In der Zwischenzeit kostet Essential 8 serumfreies Medium , eine Schlüsselzutat etwa 305 £ pro Liter[2][5]. Innerhalb dieser Formulierung dominieren die Wachstumsfaktoren die Kosten und machen 99% der Ausgaben. Insbesondere tragen FGF2 und TGF-β 96% zum Gesamtbetrag bei, während andere Komponenten wie Insulin, Albumin und Transferrin zwischen £32 und £81 pro Liter kosten, wenn sie von kommerziellen Anbietern bezogen werden [2].
"Wachstumsfaktoren können Tausende von Dollar pro Gramm kosten, was in Ordnung ist, wenn Sie sie zur Kultivierung von Zellen in einem Labor verwenden, aber ein Problem darstellt, wenn Sie sie zur Produktion von Tonnen Fleisch verwenden." - Elaine Watson[4]
Eine zusätzliche Herausforderung ist die begrenzte globale Produktionskapazität für bestimmte Proteine wie Transferrin, , die auf nur 0,2 bis 0,3 metrische Tonnen jährlich[1]. beschränkt ist.
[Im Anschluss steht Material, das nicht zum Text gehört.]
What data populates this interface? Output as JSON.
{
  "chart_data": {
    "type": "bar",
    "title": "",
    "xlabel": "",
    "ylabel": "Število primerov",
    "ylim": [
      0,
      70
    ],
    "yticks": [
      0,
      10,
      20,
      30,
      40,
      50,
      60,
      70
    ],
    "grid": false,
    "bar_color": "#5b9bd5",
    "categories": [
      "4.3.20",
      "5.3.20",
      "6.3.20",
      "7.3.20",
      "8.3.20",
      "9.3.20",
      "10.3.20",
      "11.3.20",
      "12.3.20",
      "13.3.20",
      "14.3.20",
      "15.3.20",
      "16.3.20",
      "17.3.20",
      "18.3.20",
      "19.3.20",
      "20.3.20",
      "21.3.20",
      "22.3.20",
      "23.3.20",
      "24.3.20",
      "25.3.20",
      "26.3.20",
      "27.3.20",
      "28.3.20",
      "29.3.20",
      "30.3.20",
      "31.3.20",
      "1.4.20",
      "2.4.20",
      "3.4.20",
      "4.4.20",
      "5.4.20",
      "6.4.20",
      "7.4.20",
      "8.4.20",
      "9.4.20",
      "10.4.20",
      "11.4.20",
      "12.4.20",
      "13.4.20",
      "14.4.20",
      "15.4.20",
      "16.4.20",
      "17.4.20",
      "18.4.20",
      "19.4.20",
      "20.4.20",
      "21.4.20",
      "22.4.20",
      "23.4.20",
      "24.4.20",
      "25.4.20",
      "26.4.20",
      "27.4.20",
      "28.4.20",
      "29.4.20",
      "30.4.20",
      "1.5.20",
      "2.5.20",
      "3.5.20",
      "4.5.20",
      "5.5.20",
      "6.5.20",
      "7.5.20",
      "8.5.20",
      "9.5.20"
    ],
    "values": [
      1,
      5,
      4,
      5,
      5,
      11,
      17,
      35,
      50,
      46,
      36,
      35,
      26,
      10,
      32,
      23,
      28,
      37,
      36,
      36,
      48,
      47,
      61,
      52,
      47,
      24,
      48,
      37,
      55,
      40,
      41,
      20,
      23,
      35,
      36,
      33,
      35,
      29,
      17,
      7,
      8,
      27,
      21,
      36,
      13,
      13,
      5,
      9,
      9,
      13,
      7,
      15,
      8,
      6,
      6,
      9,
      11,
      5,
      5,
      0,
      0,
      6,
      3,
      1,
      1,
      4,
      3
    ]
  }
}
Diese Proteine werden hauptsächlich für biopharmazeutische Anwendungen produziert, bei denen die Produktion in kleinem Maßstab und hoher Reinheit ihre hohen Preise rechtfertigt.
Diese Zahlen zeichnen ein klares Bild der finanziellen Herausforderungen, die angegangen werden müssen.
Warum die Kosten für Wachstumsfaktoren von hoher Bedeutung sind
Zu diesen Preisen ist die Wissenschaft der Produktion von kultiviertem Fleisch im kommerziellen Maßstab einfach nicht machbar. Bei den aktuellen Medienformulierungen übersteigen die Kosten für die Produktion eines einzelnen Kilogramms kultivierten Fleisches £320 [5]. Im Vergleich dazu kosten etwa £6 die Produktion eines Kilogramms konventionellem Hackfleisch [5], und die Diskrepanz wird alarmierend deutlich. Ein einzelner Burger könnte über £320[5], kosten und sich somit in einen unerschwinglichen Luxusartikel verwandeln.
Um mit traditionellem Fleisch konkurrieren zu können, muss kultiviertes Fleisch einen Einzelhandelspreis von £8 pro Kilogramm. erreichen. Damit dies geschieht, dürfen Wachstumsfaktoren und rekombinante Proteine nicht mehr als £0 kosten.80 pro Kilogramm - nur 10% der Gesamtherstellungskosten [1]. Um dieses Ziel zu erreichen, müssten die aktuellen Produktionskosten für biopharmazeutische Produkte um 99%[1]. Ohne solche drastischen Reduzierungen bleibt der Traum von erschwinglichem kultiviertem Fleisch für die Massen unerreichbar.
"Es ist nicht der einzige begrenzende Faktor [für die kommerzielle Lebensfähigkeit von zellkultiviertem Fleisch], aber es ist definitiv ein Engpass, der angegangen werden muss." - Jane Lam, VP globale Geschäftsentwicklung & Allianzen, CellRx [4]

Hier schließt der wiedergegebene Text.